I think that one of the reasons I have grown to like this collection is because I have recently been lusting after American Apparel clothes (which is fine because they fired Dov Charney but-) which i have been kicking myself about because
a) They're expensive
b) Gahhhh what a teen girl on the internet cliche (see above about my aversion to cliches)
c) I know that I won't look as hot as Joanna Kuchta in them
However, as much as I love the over-accessorised and tacky-but-in-a-self-aware-way look, there is something to be said for going back to basics and the sophistication of simplicity. British Vogue have announced that minimalism is the definitive look of the noughties and "normcore" is a phrase floating around the fashion world promiscuously at the moment.



One thing that I did not like about Band of Outsiders' Resort 2015 collection were the baggy sweatshirts/t-shirts. Although their redeeming feature is that they remind me of Petra Collins' "School's Out" Rookie shoot for some reason (looking at it now, most of the people are wearing t-shirts), I think I have overdone this look. At least, I have seen enough of it.


Monochrome prints <3 <3 <3 A big spring/summer trend this year is matching prints (especially when pairing bralets/crop tops with skirts/shorts.) Here it is done excellently with a cute matching jacket too.


Looks like the sort of outfit you'd find in primark for like £20 in total.


As much as I adore stripes, this is a perfect example of how the collection seemed targetted at an older demographic in a kind of expensively frumpy way. Like the mums at my primary school dressed. Too Crew Clothing.


More army jackets? Really? 


This one looks like a towel. Too predictably resort. It would probably look better with heels as opposed to chunky flats.


I really like the colours in this look. Jackets always look so good when they are draped instead properly put on. The block prints on the top modernise the outfit in a way that several of the other looks fail to achieve.

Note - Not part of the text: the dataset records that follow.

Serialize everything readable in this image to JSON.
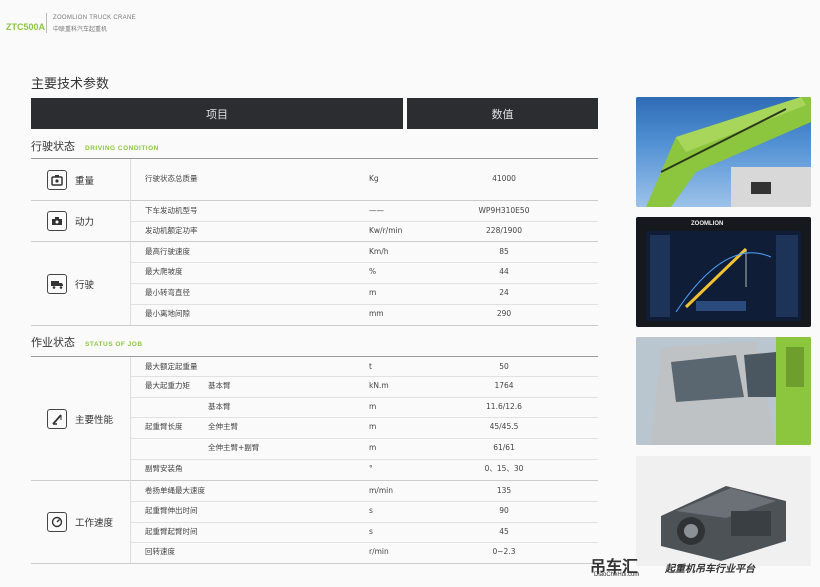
{
  "header": {
    "model": "ZTC500A",
    "brand_en": "ZOOMLION TRUCK CRANE",
    "brand_cn": "中联重科汽车起重机"
  },
  "title": "主要技术参数",
  "table_head": {
    "item": "项目",
    "value": "数值"
  },
  "sections": {
    "driving": {
      "cn": "行驶状态",
      "en": "DRIVING CONDITION"
    },
    "job": {
      "cn": "作业状态",
      "en": "STATUS OF JOB"
    }
  },
  "categories": {
    "weight": {
      "label": "重量",
      "icon": "scale-icon"
    },
    "power": {
      "label": "动力",
      "icon": "engine-icon"
    },
    "drive": {
      "label": "行驶",
      "icon": "truck-icon"
    },
    "perf": {
      "label": "主要性能",
      "icon": "crane-boom-icon"
    },
    "speed": {
      "label": "工作速度",
      "icon": "speedometer-icon"
    }
  },
  "rows": [
    {
      "name": "行驶状态总质量",
      "unit": "Kg",
      "value": "41000"
    },
    {
      "name": "下车发动机型号",
      "unit": "——",
      "value": "WP9H310E50"
    },
    {
      "name": "发动机额定功率",
      "unit": "Kw/r/min",
      "value": "228/1900"
    },
    {
      "name": "最高行驶速度",
      "unit": "Km/h",
      "value": "85"
    },
    {
      "name": "最大爬坡度",
      "unit": "%",
      "value": "44"
    },
    {
      "name": "最小转弯直径",
      "unit": "m",
      "value": "24"
    },
    {
      "name": "最小离地间隙",
      "unit": "mm",
      "value": "290"
    },
    {
      "name": "最大额定起重量",
      "unit": "t",
      "value": "50"
    },
    {
      "name": "最大起重力矩",
      "sub": "基本臂",
      "unit": "kN.m",
      "value": "1764"
    },
    {
      "name": "",
      "sub": "基本臂",
      "unit": "m",
      "value": "11.6/12.6"
    },
    {
      "name": "起重臂长度",
      "sub": "全伸主臂",
      "unit": "m",
      "value": "45/45.5"
    },
    {
      "name": "",
      "sub": "全伸主臂+副臂",
      "unit": "m",
      "value": "61/61"
    },
    {
      "name": "副臂安装角",
      "unit": "°",
      "value": "0、15、30"
    },
    {
      "name": "卷扬单绳最大速度",
      "unit": "m/min",
      "value": "135"
    },
    {
      "name": "起重臂伸出时间",
      "unit": "s",
      "value": "90"
    },
    {
      "name": "起重臂起臂时间",
      "unit": "s",
      "value": "45"
    },
    {
      "name": "回转速度",
      "unit": "r/min",
      "value": "0~2.3"
    }
  ],
  "photos": {
    "screen_logo": "ZOOMLION"
  },
  "watermark": {
    "cn": "吊车汇",
    "url": "DiaoCheHui.com",
    "slogan": "起重机吊车行业平台"
  },
  "colors": {
    "accent": "#8cc63e",
    "header_bg": "#2b2d30"
  }
}
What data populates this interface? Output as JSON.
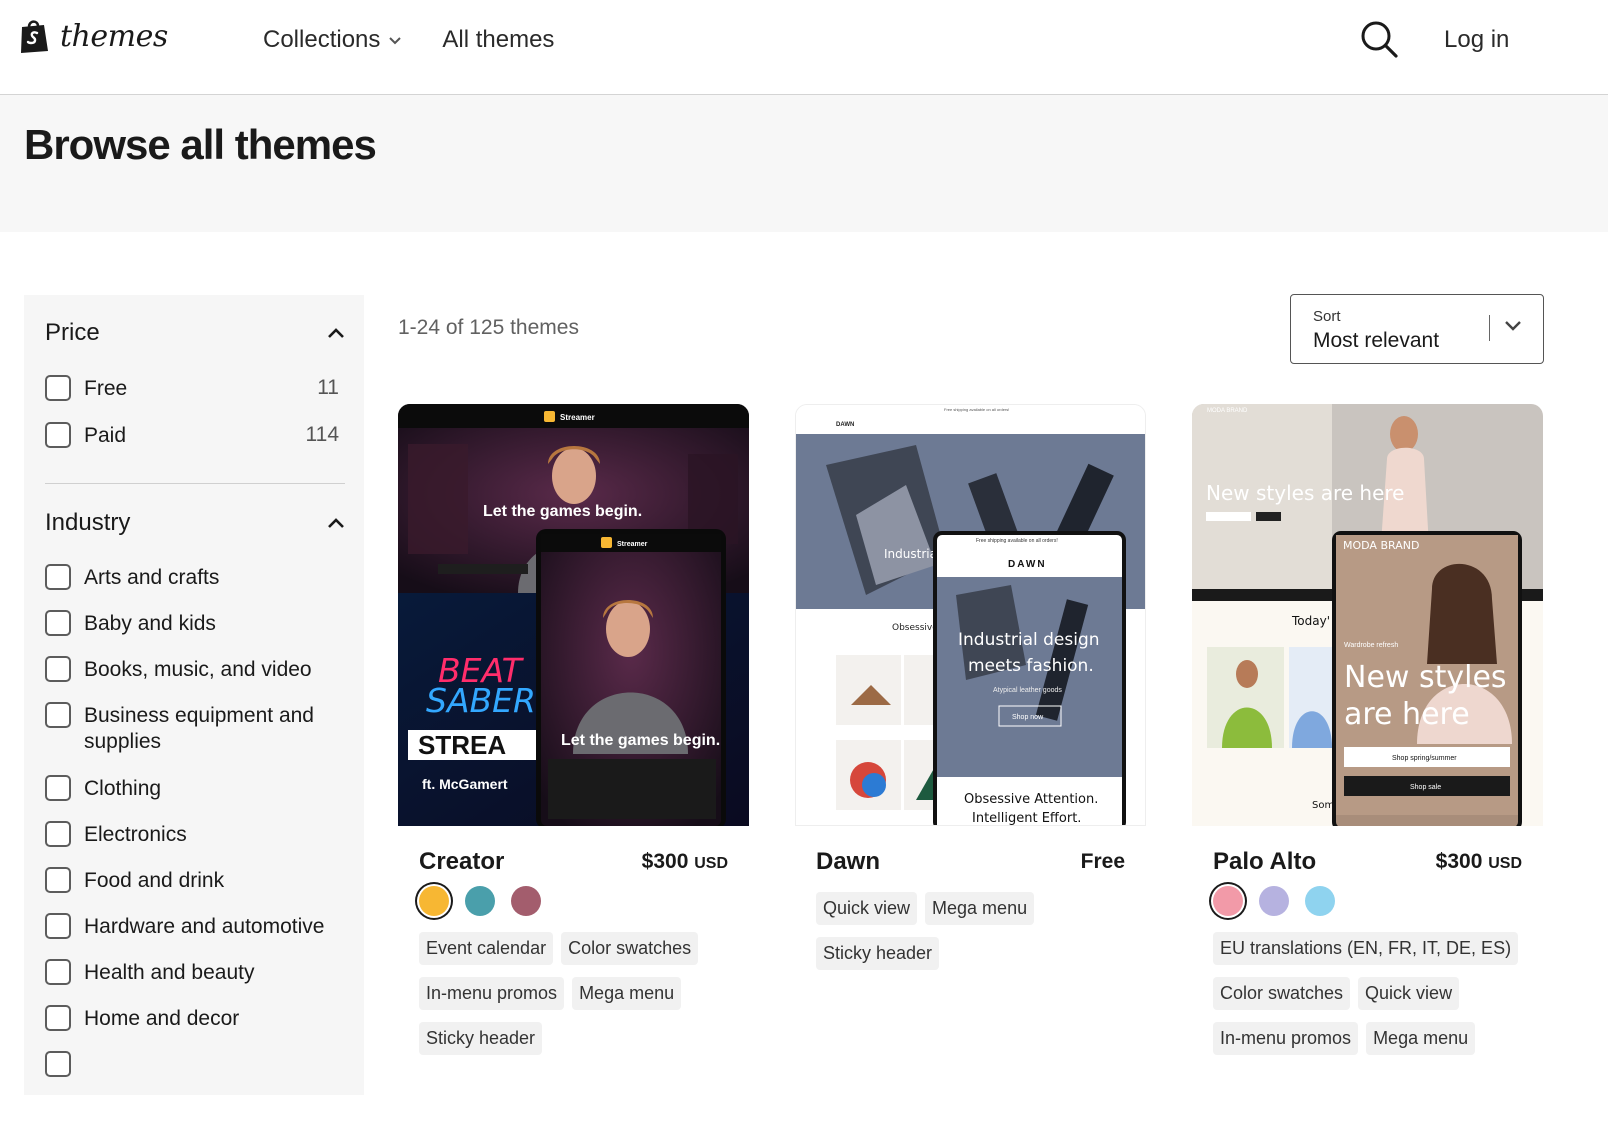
{
  "header": {
    "logo_text": "themes",
    "nav": [
      {
        "label": "Collections",
        "has_dropdown": true
      },
      {
        "label": "All themes",
        "has_dropdown": false
      }
    ],
    "search_icon": "search-icon",
    "login_label": "Log in"
  },
  "hero": {
    "title": "Browse all themes"
  },
  "filters": {
    "price": {
      "title": "Price",
      "options": [
        {
          "label": "Free",
          "count": "11"
        },
        {
          "label": "Paid",
          "count": "114"
        }
      ]
    },
    "industry": {
      "title": "Industry",
      "options": [
        {
          "label": "Arts and crafts"
        },
        {
          "label": "Baby and kids"
        },
        {
          "label": "Books, music, and video"
        },
        {
          "label": "Business equipment and supplies"
        },
        {
          "label": "Clothing"
        },
        {
          "label": "Electronics"
        },
        {
          "label": "Food and drink"
        },
        {
          "label": "Hardware and automotive"
        },
        {
          "label": "Health and beauty"
        },
        {
          "label": "Home and decor"
        }
      ]
    }
  },
  "results": {
    "count_text": "1-24 of 125 themes"
  },
  "sort": {
    "label": "Sort",
    "value": "Most relevant"
  },
  "themes": [
    {
      "name": "Creator",
      "price": "$300",
      "currency": "USD",
      "swatches": [
        "#f7b733",
        "#4a9fab",
        "#a35d6d"
      ],
      "selected_swatch": 0,
      "tags": [
        "Event calendar",
        "Color swatches",
        "In-menu promos",
        "Mega menu",
        "Sticky header"
      ],
      "preview": {
        "brand": "Streamer",
        "headline": "Let the games begin.",
        "beat_saber_1": "BEAT",
        "beat_saber_2": "SABER",
        "stream_text": "STREA",
        "ft_text": "ft. McGamert"
      }
    },
    {
      "name": "Dawn",
      "price": "Free",
      "currency": "",
      "swatches": [],
      "tags": [
        "Quick view",
        "Mega menu",
        "Sticky header"
      ],
      "preview": {
        "brand": "DAWN",
        "top_banner": "Free shipping available on all orders!",
        "headline_1": "Industrial design",
        "headline_2": "meets fashion.",
        "sub": "Atypical leather goods",
        "cta": "Shop now",
        "tagline_1": "Obsessive Attention.",
        "tagline_2": "Intelligent Effort.",
        "peek_industria": "Industria",
        "peek_obsessive": "Obsessive"
      }
    },
    {
      "name": "Palo Alto",
      "price": "$300",
      "currency": "USD",
      "swatches": [
        "#f29aa8",
        "#b6b2e0",
        "#8fd3ef"
      ],
      "selected_swatch": 0,
      "tags": [
        "EU translations (EN, FR, IT, DE, ES)",
        "Color swatches",
        "Quick view",
        "In-menu promos",
        "Mega menu"
      ],
      "preview": {
        "brand": "MODA BRAND",
        "eyebrow": "Wardrobe refresh",
        "headline_1": "New styles",
        "headline_2": "are here",
        "desktop_headline": "New styles are here",
        "cta_1": "Shop spring/summer",
        "cta_2": "Shop sale",
        "today": "Today'",
        "som": "Som"
      }
    }
  ]
}
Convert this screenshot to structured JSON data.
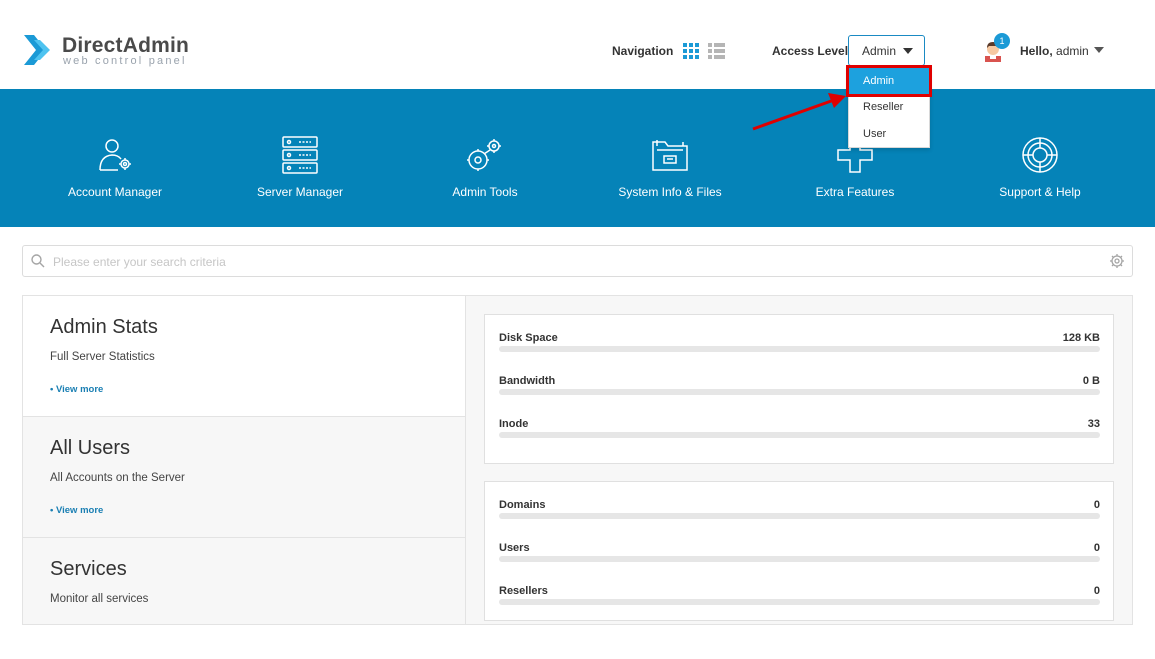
{
  "logo": {
    "title": "DirectAdmin",
    "subtitle": "web control panel"
  },
  "header": {
    "navigation_label": "Navigation",
    "access_level_label": "Access Level",
    "access_level_value": "Admin",
    "notification_count": "1",
    "greeting": "Hello,",
    "username": "admin"
  },
  "access_dropdown": {
    "options": [
      {
        "label": "Admin",
        "selected": true
      },
      {
        "label": "Reseller",
        "selected": false
      },
      {
        "label": "User",
        "selected": false
      }
    ]
  },
  "main_menu": {
    "items": [
      {
        "label": "Account Manager",
        "icon": "account-manager-icon"
      },
      {
        "label": "Server Manager",
        "icon": "server-icon"
      },
      {
        "label": "Admin Tools",
        "icon": "admin-tools-icon"
      },
      {
        "label": "System Info & Files",
        "icon": "folder-icon"
      },
      {
        "label": "Extra Features",
        "icon": "plus-icon"
      },
      {
        "label": "Support & Help",
        "icon": "lifebuoy-icon"
      }
    ]
  },
  "search": {
    "placeholder": "Please enter your search criteria"
  },
  "cards": [
    {
      "title": "Admin Stats",
      "subtitle": "Full Server Statistics",
      "link": "• View more"
    },
    {
      "title": "All Users",
      "subtitle": "All Accounts on the Server",
      "link": "• View more"
    },
    {
      "title": "Services",
      "subtitle": "Monitor all services",
      "link": ""
    }
  ],
  "usage_stats": [
    {
      "name": "Disk Space",
      "value": "128 KB",
      "fraction": 0
    },
    {
      "name": "Bandwidth",
      "value": "0 B",
      "fraction": 0
    },
    {
      "name": "Inode",
      "value": "33",
      "fraction": 0
    }
  ],
  "count_stats": [
    {
      "name": "Domains",
      "value": "0",
      "fraction": 0
    },
    {
      "name": "Users",
      "value": "0",
      "fraction": 0
    },
    {
      "name": "Resellers",
      "value": "0",
      "fraction": 0
    }
  ],
  "colors": {
    "accent": "#0583b8",
    "highlight": "#e00000",
    "dropdown_active": "#1da1de"
  }
}
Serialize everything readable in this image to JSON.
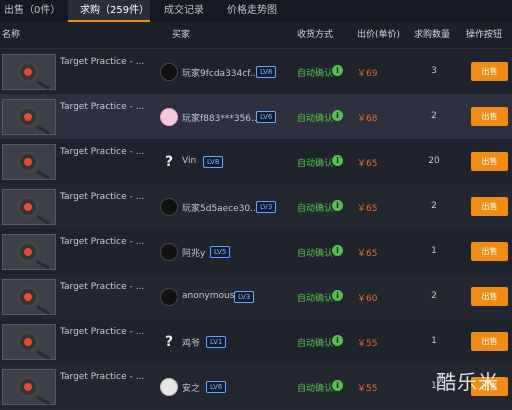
{
  "tabs": [
    {
      "label": "出售（0件）"
    },
    {
      "label": "求购（259件）"
    },
    {
      "label": "成交记录"
    },
    {
      "label": "价格走势图"
    }
  ],
  "header": {
    "name": "名称",
    "buyer": "买家",
    "receive": "收货方式",
    "price": "出价(单价)",
    "qty": "求购数量",
    "action": "操作按钮"
  },
  "rows": [
    {
      "item": "Target Practice - ...",
      "buyer": "玩家9fcda334cf...",
      "level": "LV8",
      "receive": "自动确认",
      "price": "￥69",
      "qty": "3",
      "button": "出售"
    },
    {
      "item": "Target Practice - ...",
      "buyer": "玩家f883***356...",
      "level": "LV6",
      "receive": "自动确认",
      "price": "￥68",
      "qty": "2",
      "button": "出售"
    },
    {
      "item": "Target Practice - ...",
      "buyer": "Vin",
      "level": "LV8",
      "receive": "自动确认",
      "price": "￥65",
      "qty": "20",
      "button": "出售"
    },
    {
      "item": "Target Practice - ...",
      "buyer": "玩家5d5aece30...",
      "level": "LV3",
      "receive": "自动确认",
      "price": "￥65",
      "qty": "2",
      "button": "出售"
    },
    {
      "item": "Target Practice - ...",
      "buyer": "阿兆y",
      "level": "LV5",
      "receive": "自动确认",
      "price": "￥65",
      "qty": "1",
      "button": "出售"
    },
    {
      "item": "Target Practice - ...",
      "buyer": "anonymous",
      "level": "LV3",
      "receive": "自动确认",
      "price": "￥60",
      "qty": "2",
      "button": "出售"
    },
    {
      "item": "Target Practice - ...",
      "buyer": "鸡爷",
      "level": "LV1",
      "receive": "自动确认",
      "price": "￥55",
      "qty": "1",
      "button": "出售"
    },
    {
      "item": "Target Practice - ...",
      "buyer": "安之",
      "level": "LV6",
      "receive": "自动确认",
      "price": "￥55",
      "qty": "1",
      "button": "出售"
    }
  ],
  "watermark": "酷乐米",
  "colors": {
    "accent": "#f08c13",
    "price": "#e36b2a",
    "receive": "#55c14d",
    "level_badge": "#63a7ff"
  }
}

I love these shoes. The dress is interesting. Billowy dresses can give a distorted shape which is a style that I love at the moment.


I don't know why but I was just kind of drawn to this dress. I guess that I can never get bored of little black dresses. It's so interested to see how different designers interpret this staple item into various different collections. The back is pretty basic but what I love most is the shiny material because it gives the dress a sporty feel.


Burberry Prorsum


I love this skirt. The rest of the collection sssssexyyyy but kind of meh. There were a few other skirts like this one that are beautiful.


House of Holland

Henry Holland has the trashy California colour pop animal print thing down. The bright colours are so alive. This whole collection has a vibrant and inherently teen vibe to it.

 
The flatforms are cute. Here the inspiration from Cindy Crawford kissing a surfboard in an '80s OP ad is the most prominent. The bangles look like something I could've made in tech at school and I love them for it. 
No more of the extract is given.